Alcohol myth-busters - Drive safely this Christmas

The party season is here, and it's time to enjoy the festivities.

However, road safety chiefs are calling on drivers across the UK to plan their journeys and ensure they celebrate the festive season safely.

GEM Motoring Assist insists alcohol impairs judgement, and driving after drinking even a small amount of alcohol raises every driver’s risk of being involved in a collision.

There were 260 deaths on Britain’s roads in 2021 where a driver was over the drink-drive limit – the highest since 2009. A further 6,740 people were injured.

Below, we take a look at some myths around the drink-drive limits in the UK.

I’ll be OK after a good night’s sleep

Not necessarily.
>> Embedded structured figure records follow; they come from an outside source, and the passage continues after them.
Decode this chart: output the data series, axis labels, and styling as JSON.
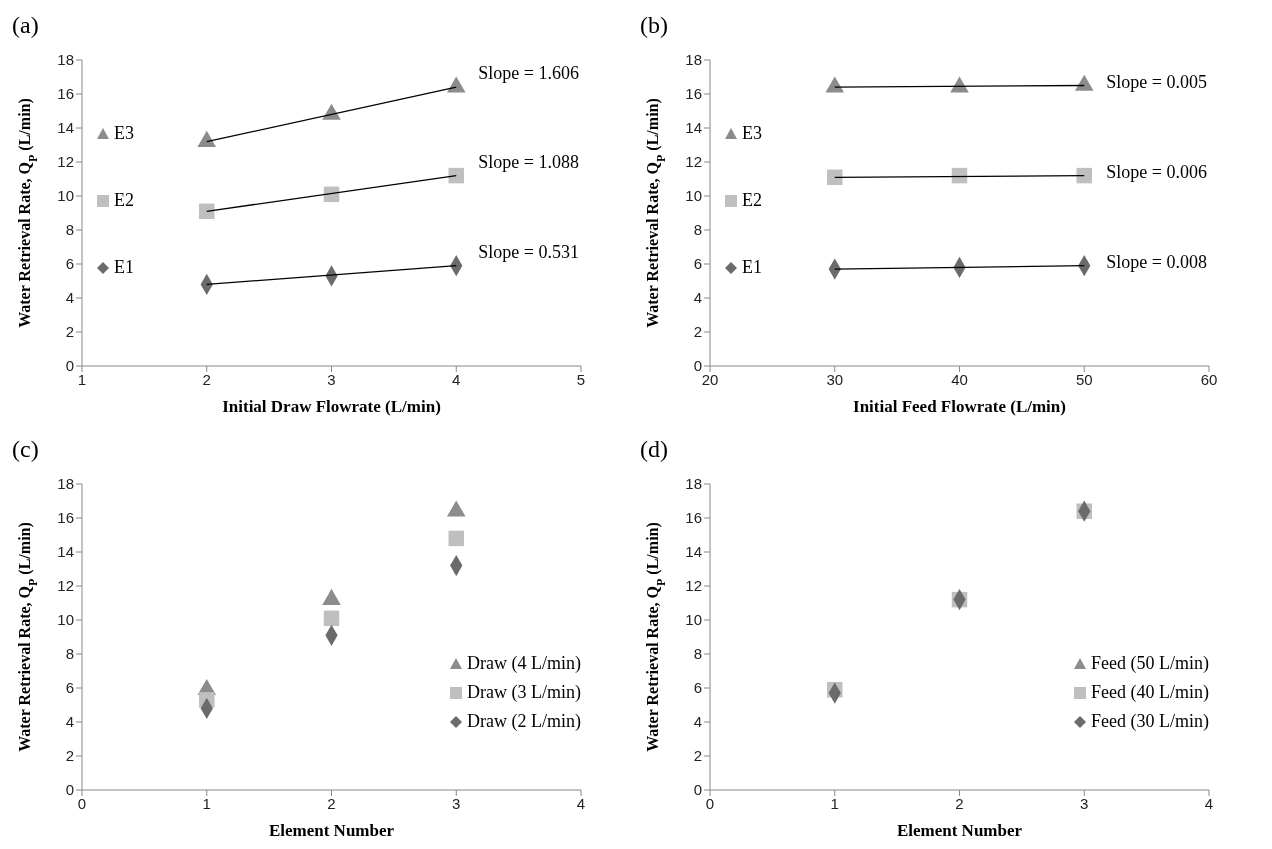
{
  "chart_data": [
    {
      "type": "scatter",
      "title": "(a)",
      "xlabel": "Initial Draw Flowrate (L/min)",
      "ylabel": "Water Retrieval Rate, Q$_{P}$ (L/min)",
      "x": [
        2,
        3,
        4
      ],
      "xlim": [
        1,
        5
      ],
      "xticks": [
        1,
        2,
        3,
        4,
        5
      ],
      "ylim": [
        0,
        18
      ],
      "yticks": [
        0,
        2,
        4,
        6,
        8,
        10,
        12,
        14,
        16,
        18
      ],
      "grid": false,
      "legend": "left",
      "series": [
        {
          "name": "E3",
          "color": "#8c8c8c",
          "marker": "triangle",
          "values": [
            13.2,
            14.8,
            16.4
          ]
        },
        {
          "name": "E2",
          "color": "#bfbfbf",
          "marker": "square",
          "values": [
            9.1,
            10.1,
            11.2
          ]
        },
        {
          "name": "E1",
          "color": "#6b6b6b",
          "marker": "diamond",
          "values": [
            4.8,
            5.3,
            5.9
          ]
        },
        {
          "type": "line",
          "color": "#000000",
          "marker": "none",
          "x": [
            2,
            4
          ],
          "values": [
            13.2,
            16.4
          ]
        },
        {
          "type": "line",
          "color": "#000000",
          "marker": "none",
          "x": [
            2,
            4
          ],
          "values": [
            9.1,
            11.2
          ]
        },
        {
          "type": "line",
          "color": "#000000",
          "marker": "none",
          "x": [
            2,
            4
          ],
          "values": [
            4.8,
            5.9
          ]
        }
      ],
      "annotations": [
        "Slope = 1.606",
        "Slope = 1.088",
        "Slope = 0.531"
      ]
    },
    {
      "type": "scatter",
      "title": "(b)",
      "xlabel": "Initial Feed Flowrate (L/min)",
      "ylabel": "Water Retrieval Rate, Q$_{P}$ (L/min)",
      "x": [
        30,
        40,
        50
      ],
      "xlim": [
        20,
        60
      ],
      "xticks": [
        20,
        30,
        40,
        50,
        60
      ],
      "ylim": [
        0,
        18
      ],
      "yticks": [
        0,
        2,
        4,
        6,
        8,
        10,
        12,
        14,
        16,
        18
      ],
      "grid": false,
      "legend": "left",
      "series": [
        {
          "name": "E3",
          "color": "#8c8c8c",
          "marker": "triangle",
          "values": [
            16.4,
            16.4,
            16.5
          ]
        },
        {
          "name": "E2",
          "color": "#bfbfbf",
          "marker": "square",
          "values": [
            11.1,
            11.2,
            11.2
          ]
        },
        {
          "name": "E1",
          "color": "#6b6b6b",
          "marker": "diamond",
          "values": [
            5.7,
            5.8,
            5.9
          ]
        },
        {
          "type": "line",
          "color": "#000000",
          "marker": "none",
          "x": [
            30,
            50
          ],
          "values": [
            16.4,
            16.5
          ]
        },
        {
          "type": "line",
          "color": "#000000",
          "marker": "none",
          "x": [
            30,
            50
          ],
          "values": [
            11.1,
            11.2
          ]
        },
        {
          "type": "line",
          "color": "#000000",
          "marker": "none",
          "x": [
            30,
            50
          ],
          "values": [
            5.7,
            5.9
          ]
        }
      ],
      "annotations": [
        "Slope = 0.005",
        "Slope = 0.006",
        "Slope = 0.008"
      ]
    },
    {
      "type": "scatter",
      "title": "(c)",
      "xlabel": "Element Number",
      "ylabel": "Water Retrieval Rate, Q$_{P}$ (L/min)",
      "x": [
        1,
        2,
        3
      ],
      "xlim": [
        0,
        4
      ],
      "xticks": [
        0,
        1,
        2,
        3,
        4
      ],
      "ylim": [
        0,
        18
      ],
      "yticks": [
        0,
        2,
        4,
        6,
        8,
        10,
        12,
        14,
        16,
        18
      ],
      "grid": false,
      "legend": "bottom right",
      "series": [
        {
          "name": "Draw (4 L/min)",
          "color": "#8c8c8c",
          "marker": "triangle",
          "values": [
            5.9,
            11.2,
            16.4
          ]
        },
        {
          "name": "Draw (3 L/min)",
          "color": "#bfbfbf",
          "marker": "square",
          "values": [
            5.3,
            10.1,
            14.8
          ]
        },
        {
          "name": "Draw (2 L/min)",
          "color": "#6b6b6b",
          "marker": "diamond",
          "values": [
            4.8,
            9.1,
            13.2
          ]
        }
      ]
    },
    {
      "type": "scatter",
      "title": "(d)",
      "xlabel": "Element Number",
      "ylabel": "Water Retrieval Rate, Q$_{P}$ (L/min)",
      "x": [
        1,
        2,
        3
      ],
      "xlim": [
        0,
        4
      ],
      "xticks": [
        0,
        1,
        2,
        3,
        4
      ],
      "ylim": [
        0,
        18
      ],
      "yticks": [
        0,
        2,
        4,
        6,
        8,
        10,
        12,
        14,
        16,
        18
      ],
      "grid": false,
      "legend": "bottom right",
      "series": [
        {
          "name": "Feed (50 L/min)",
          "color": "#8c8c8c",
          "marker": "triangle",
          "values": [
            null,
            null,
            null
          ]
        },
        {
          "name": "Feed (40 L/min)",
          "color": "#bfbfbf",
          "marker": "square",
          "values": [
            5.9,
            11.2,
            16.4
          ]
        },
        {
          "name": "Feed (30 L/min)",
          "color": "#6b6b6b",
          "marker": "diamond",
          "values": [
            5.7,
            11.2,
            16.4
          ]
        }
      ]
    }
  ]
}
Between 15 and 20% failed breath tests are from people who get behind the wheel the morning after drinking alcohol.

One drink means one ‘unit’ of alcohol

Wrong, so counting the glasses you’ve had at the pub, at a party or at home is not a reliable indicator of how much alcohol you have consumed.

Coffee will sober me up after a few drinks

Wrong. You may feel more alert, as coffee is a stimulant and alcohol is a depressant. But you’ll still have the same amount of alcohol in your system, however much coffee you drink.

Eating a heavy meal means I can’t get drunk

Wrong. Food doesn’t prevent alcohol from being absorbed… it can slow the process down, but you’ll still have the alcohol in your system.

I won’t be impaired until I’ve had a lot to drink

Wrong. Even small amounts will impair your judgement. Impairment starts with your very first drink.

I’ll see how I feel later before deciding whether to drive or not

Wrong: plan early how you’re going to get home. Decide where you can safely leave your car, book taxis, or agree that you’ll stay on soft drinks. We tend not to make our wisest decisions when we’re a little merry – or worse.

I can avoid court and go on a course if I get caught, as it would be a first offence

Wrong. There’s a mandatory 12-month ban, plus a hefty fine and a criminal record. Estimates show that a drink-drive conviction costs the average motorist nearly £50,000 when all the immediate costs and longer-term consequences are taken into account.